Éditions Édouard Garand (29p. 7-9).

Chapitre III

LA « CABANE DU MORT »


À trente milles à peu près du Cap Hurd, était un petit établissement, dont la première maison, sur les confins des dunes, appartenait au Docteur Harry Shade.

Le Docteur Shade habitait un confortable et joli bungalow, avec sa femme Mildred et deux domestiques : Maggie, ménagère et bonne à tout faire, et James, jardinier, canotier et factotum.

Lorsqu’il avait commencé à pratiquer sa profession, le Docteur Shade s’était établi dans une ville, où il s’était vite fait une clientèle nombreuse et fort payante, et, sans doute, il y aurait passé toute sa vie, si sa femme n’était tombée dans une sorte de débilité. Mildred avait contracté le rhume, un soir, alors qu’elle était sortie, trop légèrement vêtue, et la toux qui s’ensuivit semblait ne pas vouloir se passer. Le médecin avait essayé de tous les remèdes et traitements imaginables, mais vainement. Son inquiétude était grande, car il adorait sa frêle et délicate compagne.

Or, un jour, qu’il dînait à un restaurant, il entendit chuchoter près de lui :

— C’est le Docteur Shade, disait quelqu’un.

— Ah ! oui ; ce médecin de talent dont la jeune femme est poitrinaire, hein ?

Le Docteur Shade devint pâle comme la mort. Comment ! On disait, dans la ville, que sa Mildred était poitrinaire !… Ce rhume… Cette toux… Mais, ce n’était rien, rien !… Il est vrai que, malgré tous les remèdes qu’il lui avait fait prendre, tous les soins qu’il lui prodiguait, elle continuait à tousser… une petite toux sèche, qui devait lui déchirer la poitrine…

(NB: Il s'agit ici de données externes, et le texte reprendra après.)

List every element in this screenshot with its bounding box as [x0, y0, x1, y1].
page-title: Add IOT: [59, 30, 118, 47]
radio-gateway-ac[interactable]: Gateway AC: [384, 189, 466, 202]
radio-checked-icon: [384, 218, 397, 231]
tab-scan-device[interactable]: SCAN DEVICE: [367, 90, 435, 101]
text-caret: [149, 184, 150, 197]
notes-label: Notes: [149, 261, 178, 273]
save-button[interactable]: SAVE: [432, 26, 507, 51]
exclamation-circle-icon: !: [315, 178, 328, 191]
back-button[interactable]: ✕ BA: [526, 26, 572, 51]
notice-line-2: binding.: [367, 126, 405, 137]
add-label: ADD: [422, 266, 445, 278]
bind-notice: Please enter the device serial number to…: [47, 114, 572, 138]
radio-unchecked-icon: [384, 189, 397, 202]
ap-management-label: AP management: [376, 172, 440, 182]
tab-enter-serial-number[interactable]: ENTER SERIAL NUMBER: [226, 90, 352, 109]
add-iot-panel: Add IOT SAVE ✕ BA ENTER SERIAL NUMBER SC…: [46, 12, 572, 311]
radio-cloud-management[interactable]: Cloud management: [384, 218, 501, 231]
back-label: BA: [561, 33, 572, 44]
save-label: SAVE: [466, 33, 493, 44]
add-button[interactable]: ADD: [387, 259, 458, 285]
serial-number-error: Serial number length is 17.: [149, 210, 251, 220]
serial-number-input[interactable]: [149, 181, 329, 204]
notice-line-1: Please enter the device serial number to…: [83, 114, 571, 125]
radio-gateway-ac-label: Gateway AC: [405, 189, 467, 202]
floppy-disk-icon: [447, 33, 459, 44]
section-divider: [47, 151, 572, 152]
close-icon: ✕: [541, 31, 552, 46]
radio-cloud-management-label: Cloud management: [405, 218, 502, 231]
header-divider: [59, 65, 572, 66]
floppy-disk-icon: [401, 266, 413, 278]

— Je sais ce que je vais faire, se dit-il, et je le ferai, sans perdre un instant !

Un quart d’heure plus tard, il frappait à la porte du bureau de l’un de ses confrères, médecin déjà presque éminent, quoique tout jeune encore.

— Je suis venu vous voir, Mills, dit le Dr Shade, et je demande que vous répondiez franchement à la question que je vais vous poser… Me le promettez-vous, mon ami ?

— Si je le puis, répondit le Docteur Mills. Qu’est-ce, Shade ?

— Mills, demanda, d’une voix tremblante le Docteur Shade, avez-vous entendu dire déjà que Mildred était une femme malade ? Le mot : « poitrinaire » a-t-il été prononcé, en votre présence, alors qu’on parlait d’elle ?

— Mon Dieu, Shade… commença le Docteur Mills.

— La vérité, je vous prie, mon ami !

— Eh ! bien, oui !… Mme Shade est délicate, voyez-vous… et je vous conseillerais de l’emmener à la campagne, non pour un temps, mais pour toujours… Il faut à votre femme l’air pur des champs… sans quoi…

— Merci, Mills ! fit le Docteur Shade. Je vais suivre votre conseil, sans hésiter un seul instant. Merci !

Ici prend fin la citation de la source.